Depuis, il travaille avec une équipe formée de personnes venant de tous les milieux de la communauté pour mettre sur pied cette campagne qui fait appel à la générosité de tous.

Le projet d’agrandissement s’élève à 2 millions $, et permettra d’ajouter cinq lits pour offrir des soins palliatifs aux personnes en fin de vie.

Un montant de 500 000 $ doit permettre d’accroître les services donnés par son programme Le Havre, qui offre du soutien à domicile également pour les personnes en fin de vie.

Une réserve de 500 000 $ sera consacrée aux imprévus liés notamment aux coûts d’opération des lits qui doivent être assumés par la maison.

« Pour l’agrandissement, l’argent doit venir entièrement de la communauté. Quant aux cinq nouveaux lits, le gouvernement québécois paie la moitié des coûts de fonctionnement. Un lit coûte environ 150 000 $, il faut donc que nous allions chercher l’autre moitié avec du financement provenant de la communauté, soit près de 75 000 $ par lit. Ce sont des coûts importants si on fait le calcul. Puisque nous offrons nos services gratuitement, nous devons faire appel à la générosité des familles et de la population », a expliqué M. Labbé.

Avec un total de 16 lits, la maison agrandie ne pourra encore répondre qu’à la moitié des 450 demandes qu’elle reçoit chaque année. « Même en ajoutant cinq autres lits, on ne pourra pas encore répondre à plus de 50 % des demandes. »

Pour être accueilli en fin de vie à la Maison Mathieu-Froment-Savoie, il y a un processus bien établi à respecter.

« Ce sont les médecins qui recommandent les patients sur la liste. Ce n’est pas parce qu’on est mécène qu’on passera avant les autres. C’est un processus totalement objectif. » Le programme Le Havre offre des services à domicile, mais la demande de ce côté est aussi élevée.
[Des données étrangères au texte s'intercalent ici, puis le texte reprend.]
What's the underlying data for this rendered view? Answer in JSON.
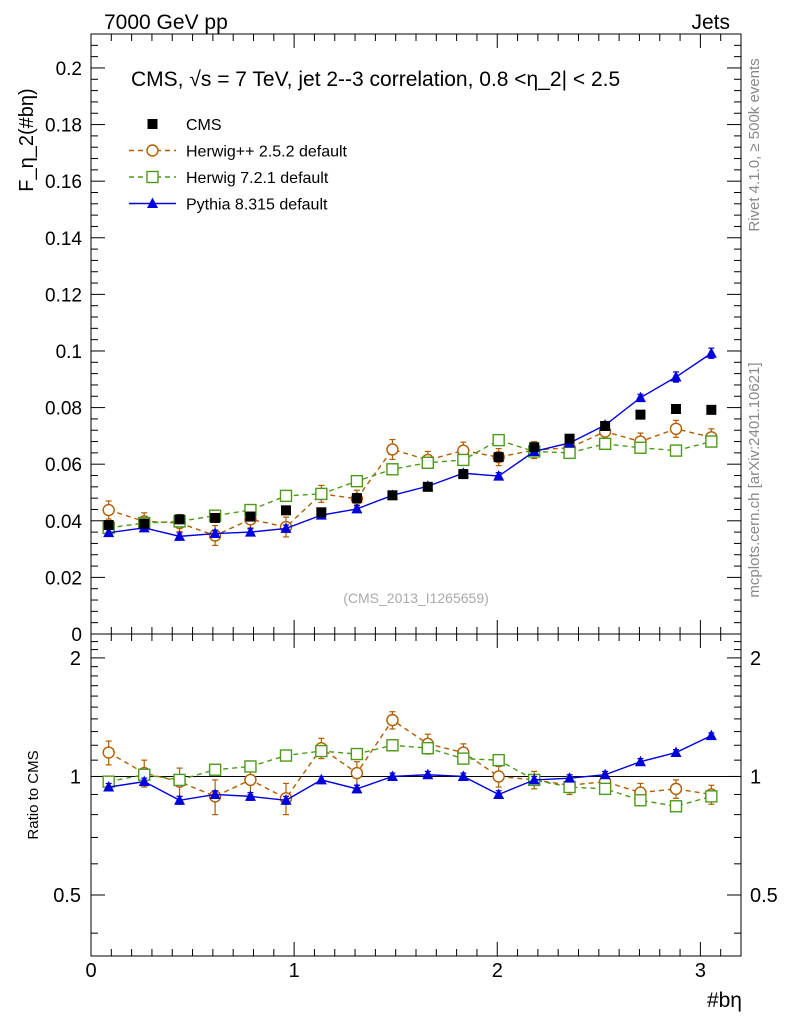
{
  "header": {
    "left": "7000 GeV pp",
    "right": "Jets"
  },
  "side_text": {
    "rivet": "Rivet 4.1.0, ≥ 500k events",
    "mcplots": "mcplots.cern.ch [arXiv:2401.10621]"
  },
  "chart_data": {
    "type": "scatter",
    "title": "CMS, √s = 7 TeV, jet 2--3 correlation, 0.8 <η_2| < 2.5",
    "xlabel": "#bη",
    "ylabel": "F_η_2(#bη)",
    "watermark": "(CMS_2013_I1265659)",
    "xlim": [
      0,
      3.2
    ],
    "ylim": [
      0,
      0.212
    ],
    "x_ticks": [
      "0",
      "1",
      "2",
      "3"
    ],
    "y_ticks": [
      "0",
      "0.02",
      "0.04",
      "0.06",
      "0.08",
      "0.1",
      "0.12",
      "0.14",
      "0.16",
      "0.18",
      "0.2"
    ],
    "ratio_ylabel": "Ratio to CMS",
    "ratio_ylim": [
      0.35,
      2.3
    ],
    "ratio_ticks": [
      "0.5",
      "1",
      "2"
    ],
    "x": [
      0.087,
      0.262,
      0.436,
      0.611,
      0.785,
      0.96,
      1.134,
      1.309,
      1.484,
      1.658,
      1.833,
      2.007,
      2.182,
      2.356,
      2.531,
      2.705,
      2.88,
      3.054
    ],
    "legend": [
      "CMS",
      "Herwig++ 2.5.2 default",
      "Herwig 7.2.1 default",
      "Pythia 8.315 default"
    ],
    "series": [
      {
        "name": "CMS",
        "color": "#000000",
        "values": [
          0.0385,
          0.039,
          0.0405,
          0.041,
          0.0415,
          0.0437,
          0.043,
          0.048,
          0.049,
          0.052,
          0.0565,
          0.0625,
          0.066,
          0.069,
          0.0735,
          0.0775,
          0.0795,
          0.0792
        ]
      },
      {
        "name": "Herwig++ 2.5.2 default",
        "color": "#b35c00",
        "values": [
          0.0438,
          0.0398,
          0.0392,
          0.0348,
          0.0405,
          0.0378,
          0.0495,
          0.0478,
          0.0652,
          0.0615,
          0.0648,
          0.0625,
          0.065,
          0.0658,
          0.0715,
          0.068,
          0.0725,
          0.0695
        ],
        "errors": [
          0.0032,
          0.003,
          0.003,
          0.0035,
          0.003,
          0.0035,
          0.003,
          0.003,
          0.0035,
          0.003,
          0.003,
          0.003,
          0.003,
          0.003,
          0.003,
          0.003,
          0.003,
          0.003
        ]
      },
      {
        "name": "Herwig 7.2.1 default",
        "color": "#4d9a1a",
        "values": [
          0.0375,
          0.0392,
          0.0398,
          0.0418,
          0.0438,
          0.0488,
          0.0495,
          0.054,
          0.0582,
          0.0605,
          0.0615,
          0.0685,
          0.0645,
          0.064,
          0.0672,
          0.0658,
          0.0648,
          0.068
        ],
        "errors": [
          0.0012,
          0.0012,
          0.0012,
          0.0012,
          0.0012,
          0.0012,
          0.0012,
          0.0012,
          0.0012,
          0.0012,
          0.0012,
          0.0012,
          0.0012,
          0.0012,
          0.0012,
          0.0012,
          0.0012,
          0.0012
        ]
      },
      {
        "name": "Pythia 8.315 default",
        "color": "#0000dd",
        "values": [
          0.0358,
          0.0375,
          0.0345,
          0.0355,
          0.036,
          0.0373,
          0.042,
          0.0442,
          0.049,
          0.0522,
          0.0568,
          0.0558,
          0.0645,
          0.0675,
          0.0738,
          0.0835,
          0.0908,
          0.0992
        ],
        "errors": [
          0.0012,
          0.0012,
          0.0012,
          0.0012,
          0.0012,
          0.0012,
          0.0012,
          0.0012,
          0.0012,
          0.0012,
          0.0012,
          0.0012,
          0.0012,
          0.0012,
          0.0012,
          0.0012,
          0.0018,
          0.0018
        ]
      }
    ],
    "ratios": [
      {
        "name": "Herwig++ 2.5.2 default",
        "values": [
          1.15,
          1.02,
          0.97,
          0.89,
          0.98,
          0.88,
          1.18,
          1.02,
          1.39,
          1.21,
          1.15,
          1.0,
          0.98,
          0.95,
          0.97,
          0.91,
          0.93,
          0.9
        ],
        "errors": [
          0.08,
          0.08,
          0.08,
          0.09,
          0.08,
          0.08,
          0.07,
          0.07,
          0.07,
          0.07,
          0.06,
          0.06,
          0.05,
          0.05,
          0.05,
          0.05,
          0.05,
          0.05
        ]
      },
      {
        "name": "Herwig 7.2.1 default",
        "values": [
          0.97,
          1.01,
          0.98,
          1.04,
          1.06,
          1.13,
          1.16,
          1.14,
          1.2,
          1.18,
          1.11,
          1.1,
          0.98,
          0.94,
          0.93,
          0.87,
          0.84,
          0.89
        ],
        "errors": [
          0.03,
          0.03,
          0.03,
          0.03,
          0.03,
          0.03,
          0.03,
          0.03,
          0.03,
          0.03,
          0.03,
          0.03,
          0.02,
          0.02,
          0.02,
          0.02,
          0.02,
          0.02
        ]
      },
      {
        "name": "Pythia 8.315 default",
        "values": [
          0.94,
          0.97,
          0.87,
          0.9,
          0.89,
          0.87,
          0.98,
          0.93,
          1.0,
          1.01,
          1.0,
          0.9,
          0.98,
          0.99,
          1.01,
          1.09,
          1.15,
          1.27
        ],
        "errors": [
          0.02,
          0.02,
          0.02,
          0.02,
          0.02,
          0.02,
          0.02,
          0.02,
          0.02,
          0.02,
          0.02,
          0.02,
          0.02,
          0.02,
          0.02,
          0.02,
          0.02,
          0.02
        ]
      }
    ]
  }
}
« Avec ce programme qui est offert depuis déjà un certain temps, nous n’offrons pas encore de traitement médical, mais plutôt un encadrement pour les personnes en fin de vie qui sont à la maison. Nous voulons étendre l’offre de services pour le soutien d’accompagnement, le soutien psychologique, les massages, et autres traitements holistiques à domicile. »

Pour le reste de la campagne, toute l’équipe de la maison Mathieu-Froment-Savoie espère maintenant que les belles histoires de compassion, d’entraide et leçons de vie vécues par toutes les personnes en fin de vie et leurs familles qui sont passées par-là, entre ses murs, viendront faire le reste pour s’assurer qu’elle poursuive son œuvre pendant encore très longtemps.